BRUSSELS — The European Commission said Aug. 17 it has launched a public consultation on the plans by Dutch royalty collecting society BUMA and its Belgian counterpart SABAM to scrap online music licensing restrictions.
It comes more than a year after the commission — the European Union’s executive branch — issued a “Statement of Objections” in which it notified 16 collecting societies that they were potentially breaking competition rules by extending their national monopolies into the online space.
According to the commission, BUMA and SABAM have agreed not to commit to any agreement containing an “economic residency clause” that would confine copyright holders to a collecting society from their national territory.
As previously reported, the commission is backing a single EU-wide copyright licensing scheme for Internet music services rather than one for each national territory in the 25 EU countries. In July, it called for Europe’s licensing and royalty collecting systems for online music to be simplified, claiming that the strict rules that govern the current system was stifling the growth of Web-based music services.
“Online distribution brings many benefits to artists and to consumers,” EU competition commissioner Neelie Kroes said in a statement issued Aug. 17. “I am committed to ensuring that the licensing system does not hamper the development of a genuine European single market between collecting societies to the benefit of these artists and consumers.”

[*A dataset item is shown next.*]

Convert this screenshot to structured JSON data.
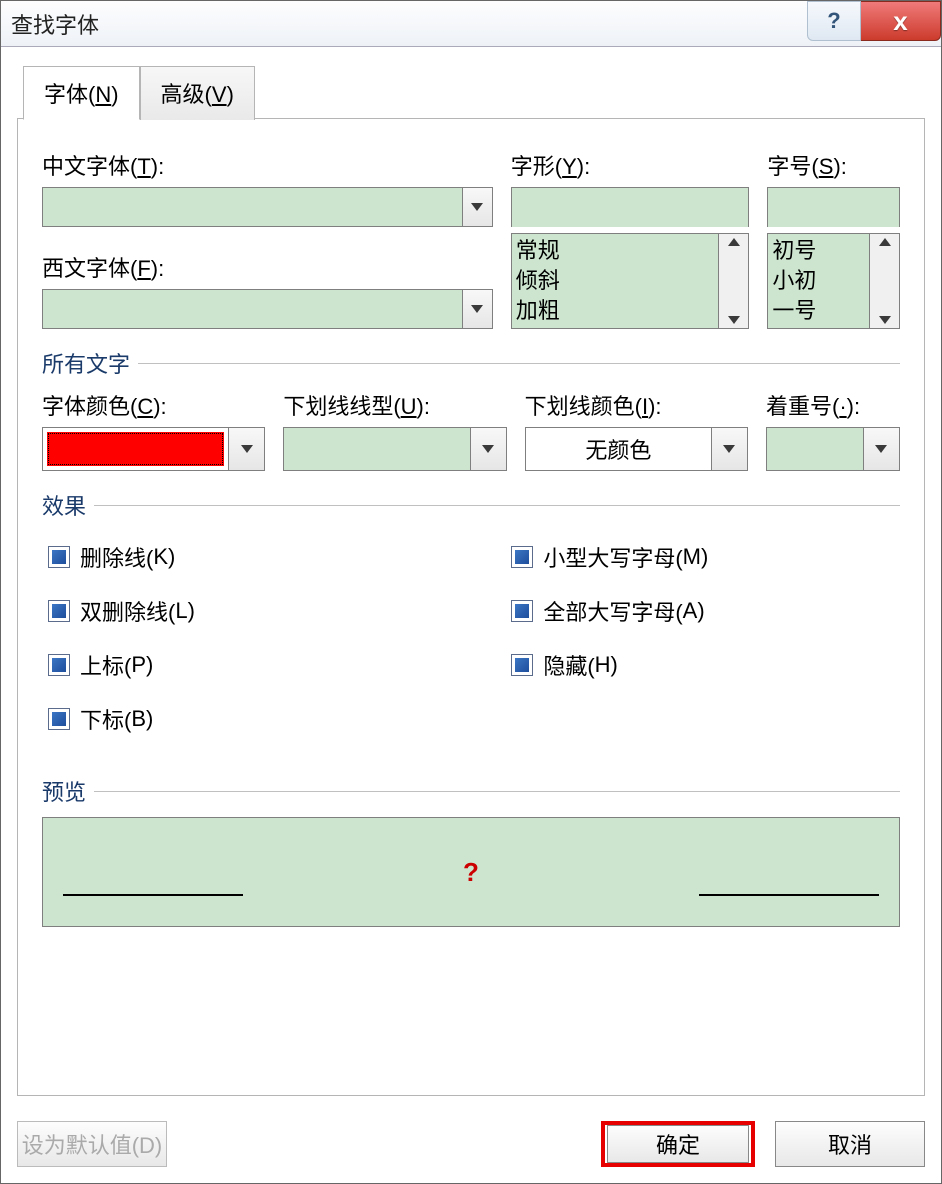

Representatives from BUMA and SABAM could not be reached for comment.
The commission has said that it suspects that the so-called “Santiago Agreement” between collecting societies potentially breaks EU competition rules. The agreement aims to allow each of the participating societies to grant to online commercial users “one-stop shop” copyright licenses which cover the music repertoires of all societies and which are valid in all their territories.
The Commission says it is continuing dialog with the other collecting societies, which included Britain’s PRS, France’s SACEM and Germany’s GEMA.